History truly does repeat itself. Sometimes in frighteningly similar ways.
We all know how the Republican Party started out as the Party of Lincoln, the Great Emancipator who took a political ‘states-rights’ issue and raised the ante to set America on the moral high ground with a bloody civil war that ended legalized slavery of African-Americans. Blacks were forever indebted to Mr. Lincoln and his Republican Party for its commitment to their freedom.
But, that all changed with another Republican, Herbert Hoover. In the 1920s, Hoover was the Secretary of Commerce under Republican Calvin Coolidge. Hoover was to Coolidge as “Brownie” was to George W. Bush. And just like the Bush Administration, Coolidge’s Admin had to handle a natural catastrophe similar in scope to Katrina. Fortunately, Hoover was a smarter administrator than Brownie and managed the relief work admirably. Unfortunately he was a lying, manipulative, power-hungry Republican that would have made Dick Cheney proud.
Here’s the story:
The Great Mississippi Flood of 1927 broke the banks and levees of the lower Mississippi River in early 1927, resulting in flooding of millions of acres and leaving one and a half million people displaced from their homes. Although such a disaster did not fall under the duties of the Commerce Department, the governors of six states along the Mississippi specifically asked for Herbert Hoover in the emergency. President Calvin Coolidge sent Hoover to mobilize state and local authorities, militia, army engineers, the Coast Guard, and the American Red Cross.
With a grant from the Rockefeller Foundation, Hoover set up health units to work in the flooded regions for a year. These workers stamped out malaria, pellagra, and typhoid fever from many areas. His work during the flood brought Herbert Hoover to the front page of newspapers almost everywhere, and he gained new accolades as a humanitarian. The great victory of his relief work, he stressed, was not that the government rushed in and provided all assistance; it was that much of the assistance available was provided by private citizens and organizations in response to his appeals. “I suppose I could have called in the Army to help,” he said, “but why should I, when I only had to call upon Main Street.”

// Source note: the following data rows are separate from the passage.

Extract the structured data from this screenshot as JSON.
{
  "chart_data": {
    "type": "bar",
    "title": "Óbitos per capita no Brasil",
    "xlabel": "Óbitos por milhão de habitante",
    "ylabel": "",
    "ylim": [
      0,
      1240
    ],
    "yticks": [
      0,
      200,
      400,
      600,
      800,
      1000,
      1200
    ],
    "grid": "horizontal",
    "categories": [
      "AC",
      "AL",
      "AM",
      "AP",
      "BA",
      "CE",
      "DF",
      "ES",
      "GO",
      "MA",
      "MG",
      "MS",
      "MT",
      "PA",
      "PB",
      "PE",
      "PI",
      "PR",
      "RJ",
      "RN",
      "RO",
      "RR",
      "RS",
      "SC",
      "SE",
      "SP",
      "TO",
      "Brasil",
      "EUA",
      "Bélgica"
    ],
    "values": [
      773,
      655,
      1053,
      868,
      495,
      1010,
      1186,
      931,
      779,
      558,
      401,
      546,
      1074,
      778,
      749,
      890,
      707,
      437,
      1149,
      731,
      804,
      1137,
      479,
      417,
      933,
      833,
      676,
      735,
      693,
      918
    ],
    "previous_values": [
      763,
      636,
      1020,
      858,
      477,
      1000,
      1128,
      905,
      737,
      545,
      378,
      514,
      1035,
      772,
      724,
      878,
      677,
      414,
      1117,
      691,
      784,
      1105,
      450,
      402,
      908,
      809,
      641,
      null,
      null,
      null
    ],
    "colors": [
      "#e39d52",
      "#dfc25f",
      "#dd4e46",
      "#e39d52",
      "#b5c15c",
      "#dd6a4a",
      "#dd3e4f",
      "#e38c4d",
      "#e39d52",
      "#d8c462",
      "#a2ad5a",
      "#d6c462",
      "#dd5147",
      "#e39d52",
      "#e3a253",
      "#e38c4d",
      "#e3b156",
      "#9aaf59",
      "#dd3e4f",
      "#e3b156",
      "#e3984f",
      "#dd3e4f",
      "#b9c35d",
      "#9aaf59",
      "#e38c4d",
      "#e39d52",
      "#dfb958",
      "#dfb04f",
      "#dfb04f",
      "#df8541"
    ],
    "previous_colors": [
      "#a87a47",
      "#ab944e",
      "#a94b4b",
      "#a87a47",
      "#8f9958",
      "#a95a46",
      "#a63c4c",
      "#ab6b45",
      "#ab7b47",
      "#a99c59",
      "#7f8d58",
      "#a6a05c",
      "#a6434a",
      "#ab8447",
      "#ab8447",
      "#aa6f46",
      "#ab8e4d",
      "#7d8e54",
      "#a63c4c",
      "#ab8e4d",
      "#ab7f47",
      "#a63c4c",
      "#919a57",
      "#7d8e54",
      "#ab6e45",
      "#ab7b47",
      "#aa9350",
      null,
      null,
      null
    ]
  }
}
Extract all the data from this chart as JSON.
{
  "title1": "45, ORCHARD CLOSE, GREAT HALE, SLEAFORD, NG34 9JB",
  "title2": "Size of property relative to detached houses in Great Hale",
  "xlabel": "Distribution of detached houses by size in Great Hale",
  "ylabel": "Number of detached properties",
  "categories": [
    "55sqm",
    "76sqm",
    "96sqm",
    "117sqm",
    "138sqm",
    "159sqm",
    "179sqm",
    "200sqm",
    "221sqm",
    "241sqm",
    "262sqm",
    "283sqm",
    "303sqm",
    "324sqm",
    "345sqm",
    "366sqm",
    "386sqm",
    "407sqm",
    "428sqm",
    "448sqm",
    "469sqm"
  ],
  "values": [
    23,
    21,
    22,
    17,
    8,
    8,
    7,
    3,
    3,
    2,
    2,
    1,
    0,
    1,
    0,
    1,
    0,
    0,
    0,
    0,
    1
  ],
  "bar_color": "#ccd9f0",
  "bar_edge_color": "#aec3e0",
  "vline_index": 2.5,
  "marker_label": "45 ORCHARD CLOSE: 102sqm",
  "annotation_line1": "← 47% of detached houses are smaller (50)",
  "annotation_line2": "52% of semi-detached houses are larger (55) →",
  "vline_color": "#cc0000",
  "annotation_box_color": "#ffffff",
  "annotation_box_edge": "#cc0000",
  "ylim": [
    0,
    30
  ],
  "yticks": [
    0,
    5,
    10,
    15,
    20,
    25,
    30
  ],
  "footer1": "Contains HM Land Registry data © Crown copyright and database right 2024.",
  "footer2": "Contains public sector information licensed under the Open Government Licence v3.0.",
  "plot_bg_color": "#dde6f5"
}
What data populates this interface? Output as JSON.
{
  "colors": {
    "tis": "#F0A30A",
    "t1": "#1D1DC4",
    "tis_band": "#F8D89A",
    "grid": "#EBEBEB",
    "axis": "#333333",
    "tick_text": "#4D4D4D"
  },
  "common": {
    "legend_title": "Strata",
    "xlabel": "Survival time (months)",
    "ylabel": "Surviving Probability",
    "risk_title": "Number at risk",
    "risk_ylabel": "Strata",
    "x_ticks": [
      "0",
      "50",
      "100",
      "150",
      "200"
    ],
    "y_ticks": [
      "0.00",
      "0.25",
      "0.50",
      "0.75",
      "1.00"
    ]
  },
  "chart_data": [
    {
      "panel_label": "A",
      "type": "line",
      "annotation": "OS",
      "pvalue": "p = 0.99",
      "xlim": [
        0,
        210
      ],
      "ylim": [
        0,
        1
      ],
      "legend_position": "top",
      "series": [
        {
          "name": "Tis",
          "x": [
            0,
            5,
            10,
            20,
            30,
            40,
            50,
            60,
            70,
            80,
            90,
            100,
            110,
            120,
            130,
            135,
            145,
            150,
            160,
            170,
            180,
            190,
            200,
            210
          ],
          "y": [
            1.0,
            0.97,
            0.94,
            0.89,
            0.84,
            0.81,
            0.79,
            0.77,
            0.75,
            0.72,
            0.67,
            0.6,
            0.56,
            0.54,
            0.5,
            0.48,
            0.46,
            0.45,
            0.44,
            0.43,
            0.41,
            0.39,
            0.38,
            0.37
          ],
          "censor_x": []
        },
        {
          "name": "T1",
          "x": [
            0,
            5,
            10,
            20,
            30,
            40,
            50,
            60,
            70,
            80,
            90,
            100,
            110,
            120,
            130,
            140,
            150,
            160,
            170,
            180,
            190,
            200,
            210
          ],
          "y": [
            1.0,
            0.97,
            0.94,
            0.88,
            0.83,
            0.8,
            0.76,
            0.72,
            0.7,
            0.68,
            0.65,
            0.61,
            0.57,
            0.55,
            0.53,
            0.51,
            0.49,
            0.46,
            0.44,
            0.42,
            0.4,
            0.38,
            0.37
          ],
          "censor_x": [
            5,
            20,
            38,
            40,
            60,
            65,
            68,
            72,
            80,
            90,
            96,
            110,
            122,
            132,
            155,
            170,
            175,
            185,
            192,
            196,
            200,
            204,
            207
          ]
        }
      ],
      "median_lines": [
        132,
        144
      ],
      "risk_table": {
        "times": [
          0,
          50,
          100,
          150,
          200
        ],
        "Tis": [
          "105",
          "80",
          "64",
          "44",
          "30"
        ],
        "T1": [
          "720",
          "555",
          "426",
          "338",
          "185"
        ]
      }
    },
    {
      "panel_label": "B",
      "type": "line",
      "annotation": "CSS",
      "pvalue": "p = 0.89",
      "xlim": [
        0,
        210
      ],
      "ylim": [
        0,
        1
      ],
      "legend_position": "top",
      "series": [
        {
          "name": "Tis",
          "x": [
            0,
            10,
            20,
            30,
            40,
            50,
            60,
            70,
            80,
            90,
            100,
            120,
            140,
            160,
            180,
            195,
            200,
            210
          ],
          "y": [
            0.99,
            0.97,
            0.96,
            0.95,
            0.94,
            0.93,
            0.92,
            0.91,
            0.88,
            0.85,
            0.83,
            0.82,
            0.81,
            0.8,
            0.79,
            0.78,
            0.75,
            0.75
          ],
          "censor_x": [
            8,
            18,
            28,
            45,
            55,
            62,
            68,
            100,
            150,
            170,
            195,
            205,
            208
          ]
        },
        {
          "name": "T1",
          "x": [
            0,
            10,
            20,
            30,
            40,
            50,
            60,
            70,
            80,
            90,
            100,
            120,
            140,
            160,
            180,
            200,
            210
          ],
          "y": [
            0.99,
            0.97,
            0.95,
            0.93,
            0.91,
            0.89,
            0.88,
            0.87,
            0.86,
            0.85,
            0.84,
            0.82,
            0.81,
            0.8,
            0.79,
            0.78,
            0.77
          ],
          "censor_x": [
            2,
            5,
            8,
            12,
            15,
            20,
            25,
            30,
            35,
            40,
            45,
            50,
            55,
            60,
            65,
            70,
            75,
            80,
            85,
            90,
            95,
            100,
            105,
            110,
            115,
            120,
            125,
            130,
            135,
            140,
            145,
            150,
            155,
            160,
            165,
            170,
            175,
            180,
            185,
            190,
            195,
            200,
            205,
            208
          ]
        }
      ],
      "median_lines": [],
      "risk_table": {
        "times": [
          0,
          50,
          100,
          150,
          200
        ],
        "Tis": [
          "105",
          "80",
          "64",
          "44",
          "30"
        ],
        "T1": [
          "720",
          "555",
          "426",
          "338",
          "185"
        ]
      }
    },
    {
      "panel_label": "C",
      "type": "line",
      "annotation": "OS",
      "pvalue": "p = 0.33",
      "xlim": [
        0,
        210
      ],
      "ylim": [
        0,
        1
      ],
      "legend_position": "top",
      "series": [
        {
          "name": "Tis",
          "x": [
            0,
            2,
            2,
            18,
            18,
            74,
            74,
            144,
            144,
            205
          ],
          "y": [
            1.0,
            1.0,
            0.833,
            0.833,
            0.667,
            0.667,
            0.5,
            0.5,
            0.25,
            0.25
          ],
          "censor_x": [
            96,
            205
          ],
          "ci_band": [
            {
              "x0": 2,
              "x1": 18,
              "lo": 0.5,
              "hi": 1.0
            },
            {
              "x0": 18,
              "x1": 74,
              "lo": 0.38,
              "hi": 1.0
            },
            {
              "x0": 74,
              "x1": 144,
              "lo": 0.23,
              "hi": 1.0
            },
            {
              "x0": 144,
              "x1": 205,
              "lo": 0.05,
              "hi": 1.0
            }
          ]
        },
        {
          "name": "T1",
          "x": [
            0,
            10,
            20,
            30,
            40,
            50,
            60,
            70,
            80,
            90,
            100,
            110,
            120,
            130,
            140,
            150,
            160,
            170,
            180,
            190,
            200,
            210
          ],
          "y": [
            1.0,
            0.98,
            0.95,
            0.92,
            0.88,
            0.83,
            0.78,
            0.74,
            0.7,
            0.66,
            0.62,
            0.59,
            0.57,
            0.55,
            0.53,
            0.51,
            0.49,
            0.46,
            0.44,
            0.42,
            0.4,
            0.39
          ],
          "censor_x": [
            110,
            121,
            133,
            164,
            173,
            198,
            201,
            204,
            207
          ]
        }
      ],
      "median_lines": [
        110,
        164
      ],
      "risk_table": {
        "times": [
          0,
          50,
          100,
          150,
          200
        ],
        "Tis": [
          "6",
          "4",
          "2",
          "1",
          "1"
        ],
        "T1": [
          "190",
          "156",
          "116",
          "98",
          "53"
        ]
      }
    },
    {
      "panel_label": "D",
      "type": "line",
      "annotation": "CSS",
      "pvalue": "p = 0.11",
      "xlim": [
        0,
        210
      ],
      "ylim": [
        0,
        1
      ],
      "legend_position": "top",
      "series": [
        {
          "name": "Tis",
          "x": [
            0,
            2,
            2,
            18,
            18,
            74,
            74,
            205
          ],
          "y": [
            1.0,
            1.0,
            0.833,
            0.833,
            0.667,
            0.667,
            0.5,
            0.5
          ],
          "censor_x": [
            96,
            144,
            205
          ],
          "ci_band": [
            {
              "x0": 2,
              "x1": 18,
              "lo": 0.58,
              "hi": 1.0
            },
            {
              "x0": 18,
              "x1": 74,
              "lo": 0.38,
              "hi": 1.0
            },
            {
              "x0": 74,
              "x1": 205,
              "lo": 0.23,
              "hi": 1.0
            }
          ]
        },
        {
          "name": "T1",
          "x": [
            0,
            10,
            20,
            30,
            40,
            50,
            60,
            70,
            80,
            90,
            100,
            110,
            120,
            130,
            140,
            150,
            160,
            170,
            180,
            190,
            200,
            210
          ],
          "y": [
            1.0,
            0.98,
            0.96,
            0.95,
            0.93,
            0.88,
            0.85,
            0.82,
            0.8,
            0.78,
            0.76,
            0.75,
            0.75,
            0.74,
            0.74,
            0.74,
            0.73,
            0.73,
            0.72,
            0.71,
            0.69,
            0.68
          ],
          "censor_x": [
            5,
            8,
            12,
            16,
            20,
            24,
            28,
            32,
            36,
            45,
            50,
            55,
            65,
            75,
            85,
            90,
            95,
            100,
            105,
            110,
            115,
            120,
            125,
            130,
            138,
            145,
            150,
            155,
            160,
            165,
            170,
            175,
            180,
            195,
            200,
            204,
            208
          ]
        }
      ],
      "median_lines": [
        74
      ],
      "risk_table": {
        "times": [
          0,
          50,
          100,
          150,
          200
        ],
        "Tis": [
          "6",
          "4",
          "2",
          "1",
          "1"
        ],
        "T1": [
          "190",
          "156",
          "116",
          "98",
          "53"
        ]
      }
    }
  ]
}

The horrible treatment of African Americans during the disaster, however, endangered Hoover’s reputation as a humanitarian. Local officials brutalized blacks and prevented them from leaving relief camps, aid meant for African-American sharecroppers was often given to the landowners instead, and many times black males were conscripted by locals into forced labor, sometimes at gun point. Knowing the potential ramifications on his presidential aspirations if such knowledge became public, Hoover struck a deal with Robert Moton, the prominent African-American successor to Booker T. Washington as president of the Tuskegee Institute. In exchange for keeping the suffering of African Americans out of the public eye, Hoover promised unprecedented influence for African Americans if he was elected president. Moton agreed, and consistent with the accommodationist philosophy of Washington, worked actively to suppress information about mistreatment of blacks from being revealed to the media. Following election, Hoover broke his promises. This led to an African-American backlash in the 1932 election that shifted allegiance from the Republican party to the Democrats. That was the year, of course, that American first elected Democrat Franklin D. Roosevelt.
Original Southern strategy;
To gain Republican votes in Southern states, Hoover pioneered an electoral tactic later known as the “Southern Strategy”. Hoover ousted many African American leaders in the Republican party, and replaced them with whites. Hoover’s appeal to white voters yielded substantial results, including Republican victories in Tennessee, North Carolina, Florida, Virginia, and Texas. It marked the first time a Republican candidate for president carried Texas.
This outraged the black leadership, which largely broke from the Republican Party, and began seeking candidates who supported civil rights within the Democratic Party.
This “Southern Strategy” would be used again by Republicans in the 1950s & 1960s to drive a racial wedge between black and white Democrats during the struggle for civil rights and desegregation. Republicans never unite….they ALWAYS divide to conquer.